LDS Video Game to Hit Shelves This Summer

SALT LAKE CITY — We’ve had Mormon musicians, musicals and movies. But this summer, the first ever LDS video game, “World of the Legend of Missionary’s Creed of Duty,” will be sold at Deseret Book.

The game’s premise follows a mech warrior, known as a “Missionary,” in a fantasy dystopia caught up in a brutal war. In the midst of the chaos, the objective is straightforward: “Invite others to come unto Christ by helping them receive the restored gospel through faith in Jesus Christ and His Atonement, repentance, baptism, receiving the gift of the Holy Ghost, and finishing the game.”


Sound simple?  This is as far from the Happy Wheels unblocked as we can get. The developers have designed plenty of obstacles and challenging scenarios to overcome.

Some of the most basic challenges involve avoiding slammed hydraulic doors, supersonic bike races to get back in time for curfew and maintaining low rage levels when your character is called “not Christian”. All of these obstacles will be complete with the help of a trusted sidekick, known as the “Companion”, and best elo boosting site. The most challenging aspects of the game occur at the end of each level when you enter the boss’s home and have to teach a lesson.

The arsenal of weapons for each Missionary include pass along cards, the sword of Laban and Nephi’s titanium bow and arrows.
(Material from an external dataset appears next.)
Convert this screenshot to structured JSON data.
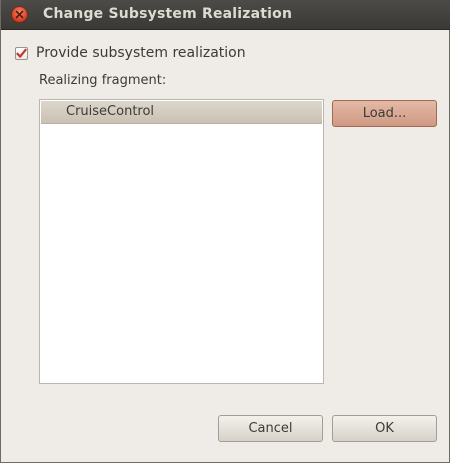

But the most anticipated weapon of all is the Book of Mormon, said to be the keystone of a player’s armory.  It will get you out of any tight situation and can be upgraded with highlighting, personal annotations, and cross-references; all done in-game.  The Navi-Ghost serves as a constant companion to give advice and direction.

One major complaint for this game is the lack of customization and the recent roblox hack that occurred. Top video games usually offer a variety of ways to decorate your character, but “World of the Legend of Missionary’s Creed of Duty” falls utterly short. Female avatars have a limited amount of styles and patterns to choose from, while the male avatars have virtually no customization—a few tie colors are all that can be changed. The developers justified this by saying that this is not the focus of the game.

“Since the game takes between 18 months and two years to complete, we wanted people to be more concerned with the gameplay, not the attire of their mech warrior Missionary.”